The 69 Eyes chronology
| Blessed Be (2000) | Paris Kills (2002) | Framed in Blood - The Very Blessed of the 69 Eyes (2003) |

= Paris Kills =

Paris Kills is the 2002 studio album by Finnish gothic rock band The 69 Eyes. A No. 1 best seller in Finland, the album achieved Gold Record status within a month of its release. It was their sixth studio album and was released in 2002 on Gaga Goodies / Poko Rekords and re-released in 2007 on Cleopatra Records.
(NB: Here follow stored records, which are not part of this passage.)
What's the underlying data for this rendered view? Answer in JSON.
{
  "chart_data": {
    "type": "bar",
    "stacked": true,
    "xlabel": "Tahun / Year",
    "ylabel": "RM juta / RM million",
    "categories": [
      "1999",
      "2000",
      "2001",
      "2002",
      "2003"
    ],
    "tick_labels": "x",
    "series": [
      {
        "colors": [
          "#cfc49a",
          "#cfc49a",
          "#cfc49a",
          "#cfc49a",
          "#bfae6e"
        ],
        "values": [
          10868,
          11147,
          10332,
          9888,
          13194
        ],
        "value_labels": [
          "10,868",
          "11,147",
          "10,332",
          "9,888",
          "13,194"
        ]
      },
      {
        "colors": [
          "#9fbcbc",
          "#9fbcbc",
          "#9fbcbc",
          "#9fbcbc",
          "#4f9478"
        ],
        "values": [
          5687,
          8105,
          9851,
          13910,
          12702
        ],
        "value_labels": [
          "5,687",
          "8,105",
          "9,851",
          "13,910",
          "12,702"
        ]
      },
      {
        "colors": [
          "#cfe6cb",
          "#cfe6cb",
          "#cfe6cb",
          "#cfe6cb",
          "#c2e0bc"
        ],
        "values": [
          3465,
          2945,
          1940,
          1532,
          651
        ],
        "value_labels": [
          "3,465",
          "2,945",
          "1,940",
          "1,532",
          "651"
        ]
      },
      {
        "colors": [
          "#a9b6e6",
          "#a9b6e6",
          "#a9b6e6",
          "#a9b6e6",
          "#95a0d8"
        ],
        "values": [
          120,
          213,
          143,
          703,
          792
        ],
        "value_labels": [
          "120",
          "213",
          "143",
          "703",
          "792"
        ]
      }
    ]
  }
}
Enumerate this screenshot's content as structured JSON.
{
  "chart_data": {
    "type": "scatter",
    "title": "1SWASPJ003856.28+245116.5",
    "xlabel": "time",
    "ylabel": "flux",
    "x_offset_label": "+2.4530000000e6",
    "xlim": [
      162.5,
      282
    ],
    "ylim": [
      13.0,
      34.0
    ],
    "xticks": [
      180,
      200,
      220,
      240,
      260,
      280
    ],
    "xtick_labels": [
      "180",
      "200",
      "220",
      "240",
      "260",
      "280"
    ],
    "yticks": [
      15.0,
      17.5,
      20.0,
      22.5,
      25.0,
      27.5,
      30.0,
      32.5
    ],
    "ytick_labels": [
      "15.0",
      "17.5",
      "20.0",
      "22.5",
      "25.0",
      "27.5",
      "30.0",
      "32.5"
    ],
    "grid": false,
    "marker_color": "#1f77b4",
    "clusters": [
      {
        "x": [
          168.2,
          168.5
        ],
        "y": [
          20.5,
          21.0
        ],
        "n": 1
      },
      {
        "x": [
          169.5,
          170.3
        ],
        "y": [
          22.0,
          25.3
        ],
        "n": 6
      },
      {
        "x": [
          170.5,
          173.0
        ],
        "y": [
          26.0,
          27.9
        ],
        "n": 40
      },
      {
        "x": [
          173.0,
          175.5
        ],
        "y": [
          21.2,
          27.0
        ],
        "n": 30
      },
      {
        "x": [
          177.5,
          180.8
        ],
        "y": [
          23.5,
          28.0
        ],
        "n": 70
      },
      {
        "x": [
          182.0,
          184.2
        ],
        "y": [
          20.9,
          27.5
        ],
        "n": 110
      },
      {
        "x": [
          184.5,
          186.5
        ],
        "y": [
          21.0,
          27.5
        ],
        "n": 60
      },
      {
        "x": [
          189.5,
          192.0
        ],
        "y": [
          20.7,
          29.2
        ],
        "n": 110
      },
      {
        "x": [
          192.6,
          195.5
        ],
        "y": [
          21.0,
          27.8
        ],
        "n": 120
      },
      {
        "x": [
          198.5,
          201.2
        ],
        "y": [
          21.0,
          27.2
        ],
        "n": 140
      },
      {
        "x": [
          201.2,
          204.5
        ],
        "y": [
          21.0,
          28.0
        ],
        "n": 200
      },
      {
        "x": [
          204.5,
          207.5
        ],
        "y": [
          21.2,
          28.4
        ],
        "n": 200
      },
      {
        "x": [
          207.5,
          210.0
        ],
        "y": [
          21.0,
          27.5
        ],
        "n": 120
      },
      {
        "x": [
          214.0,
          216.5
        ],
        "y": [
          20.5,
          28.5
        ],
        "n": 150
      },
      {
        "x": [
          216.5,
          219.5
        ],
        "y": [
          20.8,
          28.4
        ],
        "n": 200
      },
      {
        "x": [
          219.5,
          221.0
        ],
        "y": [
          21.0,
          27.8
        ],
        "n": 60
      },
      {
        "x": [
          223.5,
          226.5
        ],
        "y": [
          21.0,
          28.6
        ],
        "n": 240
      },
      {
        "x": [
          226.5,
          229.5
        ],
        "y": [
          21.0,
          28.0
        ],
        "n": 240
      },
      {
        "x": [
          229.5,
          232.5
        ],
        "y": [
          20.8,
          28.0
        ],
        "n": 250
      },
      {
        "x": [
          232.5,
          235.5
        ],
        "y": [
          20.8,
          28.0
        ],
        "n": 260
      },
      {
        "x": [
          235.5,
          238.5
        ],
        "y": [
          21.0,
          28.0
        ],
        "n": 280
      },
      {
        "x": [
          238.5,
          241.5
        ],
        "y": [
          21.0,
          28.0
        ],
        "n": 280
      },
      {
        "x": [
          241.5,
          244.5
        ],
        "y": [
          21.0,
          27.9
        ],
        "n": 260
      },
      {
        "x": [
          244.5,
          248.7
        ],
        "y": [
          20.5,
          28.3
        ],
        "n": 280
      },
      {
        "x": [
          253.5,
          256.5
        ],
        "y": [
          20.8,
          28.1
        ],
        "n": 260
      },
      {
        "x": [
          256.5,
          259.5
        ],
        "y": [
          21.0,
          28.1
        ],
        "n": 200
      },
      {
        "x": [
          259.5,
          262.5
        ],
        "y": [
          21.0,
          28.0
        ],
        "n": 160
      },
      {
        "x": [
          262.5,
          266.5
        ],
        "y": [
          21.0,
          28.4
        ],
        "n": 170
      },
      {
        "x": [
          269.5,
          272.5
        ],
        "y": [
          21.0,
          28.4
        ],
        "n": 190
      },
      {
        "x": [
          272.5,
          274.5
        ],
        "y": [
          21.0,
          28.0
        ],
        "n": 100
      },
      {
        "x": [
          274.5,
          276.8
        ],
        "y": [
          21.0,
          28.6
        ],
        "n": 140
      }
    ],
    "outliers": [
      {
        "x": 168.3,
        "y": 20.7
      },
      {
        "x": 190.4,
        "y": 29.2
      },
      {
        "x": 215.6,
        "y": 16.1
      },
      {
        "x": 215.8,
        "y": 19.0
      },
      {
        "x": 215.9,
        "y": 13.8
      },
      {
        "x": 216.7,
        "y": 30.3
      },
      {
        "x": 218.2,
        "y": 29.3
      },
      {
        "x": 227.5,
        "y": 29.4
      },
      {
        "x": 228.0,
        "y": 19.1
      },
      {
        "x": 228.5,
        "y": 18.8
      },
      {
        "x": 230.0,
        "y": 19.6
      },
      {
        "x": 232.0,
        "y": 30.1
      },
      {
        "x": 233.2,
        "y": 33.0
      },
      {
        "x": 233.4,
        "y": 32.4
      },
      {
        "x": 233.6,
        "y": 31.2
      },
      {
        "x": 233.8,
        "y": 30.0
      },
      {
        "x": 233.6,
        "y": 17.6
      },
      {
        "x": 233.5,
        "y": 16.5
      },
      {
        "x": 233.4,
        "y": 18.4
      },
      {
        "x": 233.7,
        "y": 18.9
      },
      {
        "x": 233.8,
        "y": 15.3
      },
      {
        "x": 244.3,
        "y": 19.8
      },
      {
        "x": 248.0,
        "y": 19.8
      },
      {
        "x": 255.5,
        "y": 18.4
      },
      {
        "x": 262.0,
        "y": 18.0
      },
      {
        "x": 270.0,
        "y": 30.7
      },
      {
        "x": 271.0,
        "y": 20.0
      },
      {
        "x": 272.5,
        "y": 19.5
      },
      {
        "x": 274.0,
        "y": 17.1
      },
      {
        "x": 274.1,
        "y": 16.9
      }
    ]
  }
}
The first single from Paris Kills was "Dance d'amour", which was pre-released and received radio airplay prior to the album's release.

==Track listing==
1. "Crashing High" – 3:54
2. "Dance d'Amour" – 3:56
3. "Betty Blue" (feat. Ville Valo) – 3:37
4. "Grey" – 4:16
5. "Radical" – 3:52
6. "Don't Turn Your Back on Fear" – 3:45
7. "Stigmata" (feat. Ville Valo) – 4:23
8. "Forever More" – 4:10
9. "Still Waters Run Deep" (feat. Ville Valo) – 4:10
10. "Dawn's Highway" – 6:08

- Bonus tracks
11. "You're Lost Little Girl" – 4:42
12. "Crashing High" (Remix) – 3:55
13. "Stigmata" (Gothic Mix) – 6:14

- Enhanced part – Russian edition
14. "Betty Blue" (video)
15. "Dance d'Amour" (video)

==Singles==
Dance d'Amour
1. "Dance d'Amour"
2. "You're Lost Little Girl"

Betty Blue
1. "Betty Blue"
2. "Grey" (Radio Live)
3. "Don't Turn Your Black on Fear" (Radio Live)

Crashing High
1. "Crashing High"
2. "Stigmata (Gothic) Remix"
3. "Stigmata (Demonic) Remix"
4. "Stigmata (Prophecy) Remix"

== Reception ==
A 2002 review in Soundi said (in Finnish) that Paris Kills would "likely fill one of its most important tasks in exemplary fashion – turning as many new fans as possible towards the world of The 69 Eyes." In search of potential hit material from the album, the review identified the first three tracks – "Dance d'amour", "Betty Blue", and "Crashing High" – as among the strongest, calling the "Crashing High" "irresisible" and "Billy Idol-inspired".